Some examples of hazardous malware are listed below to get a better understanding of the context of how malware becomes such a threat:

  • ILOVEYOU: ILOVEYOU was a worm malware that was sent via email back in 2000. 45 million people were affected by ILOVEYOU and the estimation of damages is above $15 billion.
  • Zeus: Zeus was a trojan malware that was primarily used to steal credentials and passwords via keylogging back in 2007. Its targets were major companies like the Bank of America, Amazon, and Cisco. Estimation for damages is around $100 million.
  • Stuxnet: Another worm-type malware, Stuxnet was famously used to target the Iranian nuclear program back in 2010. Stuxnet is special because it was injected through a USB, meaning that there was no need for an internet connection.
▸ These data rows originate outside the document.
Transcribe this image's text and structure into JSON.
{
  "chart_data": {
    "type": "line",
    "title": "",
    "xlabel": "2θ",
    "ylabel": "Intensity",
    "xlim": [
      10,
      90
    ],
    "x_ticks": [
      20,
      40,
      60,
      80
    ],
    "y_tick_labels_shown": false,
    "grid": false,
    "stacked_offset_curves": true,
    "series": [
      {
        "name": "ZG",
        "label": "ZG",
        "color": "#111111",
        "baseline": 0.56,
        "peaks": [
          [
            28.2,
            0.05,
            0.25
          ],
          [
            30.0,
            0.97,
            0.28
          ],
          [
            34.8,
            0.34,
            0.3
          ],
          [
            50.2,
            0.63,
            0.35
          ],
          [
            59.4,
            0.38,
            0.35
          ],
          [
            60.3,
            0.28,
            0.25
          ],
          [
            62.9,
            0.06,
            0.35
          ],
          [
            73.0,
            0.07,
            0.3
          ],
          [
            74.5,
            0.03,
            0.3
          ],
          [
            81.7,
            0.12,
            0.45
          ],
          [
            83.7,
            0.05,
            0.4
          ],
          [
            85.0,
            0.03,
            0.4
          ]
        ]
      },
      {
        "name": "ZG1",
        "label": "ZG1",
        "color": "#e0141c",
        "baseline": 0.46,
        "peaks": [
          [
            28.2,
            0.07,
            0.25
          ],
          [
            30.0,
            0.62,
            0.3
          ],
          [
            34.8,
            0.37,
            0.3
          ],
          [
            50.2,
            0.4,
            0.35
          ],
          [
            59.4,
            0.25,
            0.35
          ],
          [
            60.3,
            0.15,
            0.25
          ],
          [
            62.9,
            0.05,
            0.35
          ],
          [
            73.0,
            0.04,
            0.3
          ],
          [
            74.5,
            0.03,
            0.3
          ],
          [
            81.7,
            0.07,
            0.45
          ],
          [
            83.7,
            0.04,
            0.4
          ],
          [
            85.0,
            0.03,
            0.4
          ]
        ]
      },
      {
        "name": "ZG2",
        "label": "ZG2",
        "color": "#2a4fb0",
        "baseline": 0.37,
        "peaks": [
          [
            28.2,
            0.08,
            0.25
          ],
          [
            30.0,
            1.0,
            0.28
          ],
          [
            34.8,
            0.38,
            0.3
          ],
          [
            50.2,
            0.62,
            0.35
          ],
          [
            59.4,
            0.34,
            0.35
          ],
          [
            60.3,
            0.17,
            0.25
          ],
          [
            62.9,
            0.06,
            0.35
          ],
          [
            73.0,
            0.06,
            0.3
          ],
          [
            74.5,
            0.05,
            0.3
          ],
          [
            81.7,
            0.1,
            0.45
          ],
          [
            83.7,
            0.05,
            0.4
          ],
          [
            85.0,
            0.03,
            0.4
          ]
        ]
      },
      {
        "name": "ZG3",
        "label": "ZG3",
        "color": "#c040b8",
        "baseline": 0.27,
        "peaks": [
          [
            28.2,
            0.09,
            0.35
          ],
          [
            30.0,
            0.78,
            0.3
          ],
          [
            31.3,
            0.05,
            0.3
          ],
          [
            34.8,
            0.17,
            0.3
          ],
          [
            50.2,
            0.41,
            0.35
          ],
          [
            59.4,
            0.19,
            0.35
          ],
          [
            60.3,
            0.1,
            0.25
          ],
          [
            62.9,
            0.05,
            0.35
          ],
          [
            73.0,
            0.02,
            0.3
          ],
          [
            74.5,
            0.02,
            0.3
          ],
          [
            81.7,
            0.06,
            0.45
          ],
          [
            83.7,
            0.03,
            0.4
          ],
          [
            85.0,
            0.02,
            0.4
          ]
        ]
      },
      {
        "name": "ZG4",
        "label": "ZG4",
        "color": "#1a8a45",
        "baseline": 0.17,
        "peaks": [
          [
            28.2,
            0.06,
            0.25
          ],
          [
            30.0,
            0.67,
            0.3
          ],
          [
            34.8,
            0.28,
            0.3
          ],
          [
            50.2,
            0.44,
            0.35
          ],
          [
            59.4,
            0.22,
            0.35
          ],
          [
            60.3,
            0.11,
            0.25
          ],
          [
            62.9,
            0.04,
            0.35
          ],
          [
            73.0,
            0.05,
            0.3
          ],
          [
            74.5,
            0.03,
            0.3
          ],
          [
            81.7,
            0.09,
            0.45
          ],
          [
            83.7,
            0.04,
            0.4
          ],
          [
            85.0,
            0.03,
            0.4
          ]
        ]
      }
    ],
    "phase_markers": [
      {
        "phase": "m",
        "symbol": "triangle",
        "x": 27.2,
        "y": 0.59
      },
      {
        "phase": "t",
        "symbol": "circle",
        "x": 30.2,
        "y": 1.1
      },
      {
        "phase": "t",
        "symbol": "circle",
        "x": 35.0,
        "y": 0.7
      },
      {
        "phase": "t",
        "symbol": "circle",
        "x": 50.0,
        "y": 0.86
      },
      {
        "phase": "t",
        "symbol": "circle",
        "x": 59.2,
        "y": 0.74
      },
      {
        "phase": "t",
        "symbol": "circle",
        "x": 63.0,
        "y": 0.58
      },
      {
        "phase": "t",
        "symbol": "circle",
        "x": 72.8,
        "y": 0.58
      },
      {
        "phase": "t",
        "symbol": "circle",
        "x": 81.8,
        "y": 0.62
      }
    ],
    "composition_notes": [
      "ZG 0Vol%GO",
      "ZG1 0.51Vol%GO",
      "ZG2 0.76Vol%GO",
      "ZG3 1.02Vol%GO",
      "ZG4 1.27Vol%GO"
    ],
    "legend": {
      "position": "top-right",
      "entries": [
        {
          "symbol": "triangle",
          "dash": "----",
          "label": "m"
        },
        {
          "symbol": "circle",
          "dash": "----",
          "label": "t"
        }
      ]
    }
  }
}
It exploited the vulnerabilities in the Windows OS.
  • CryptoLocker: CryptoLocker is a ransomware-type of malware that was released in 2013. The malware is believed to have been disguised as PDF files and spread through emails. Since it used a large encryption key, experts had to work diligently to find a crack.
  • WannaCry: Over 200,000 people have been infected with the WannaCry ransomware that first came to light in 2017. Damages are estimated to have exceeded $4 billion. Large companies like FedEx, Nissan, had been affected by WannaCry along with universities, hospitals and other essential institutions.
  • CovidLock: CovidLock sparked widespread outrage when unattentive people downloaded seemingly harmless files that were supposed to inform them more about the coronavirus. CovidLock is a ransomware that is named after the corona outbreak in 2020 and encrypts the data present on android devices. A ransom of $100 was charged to remove the malware from each infected device.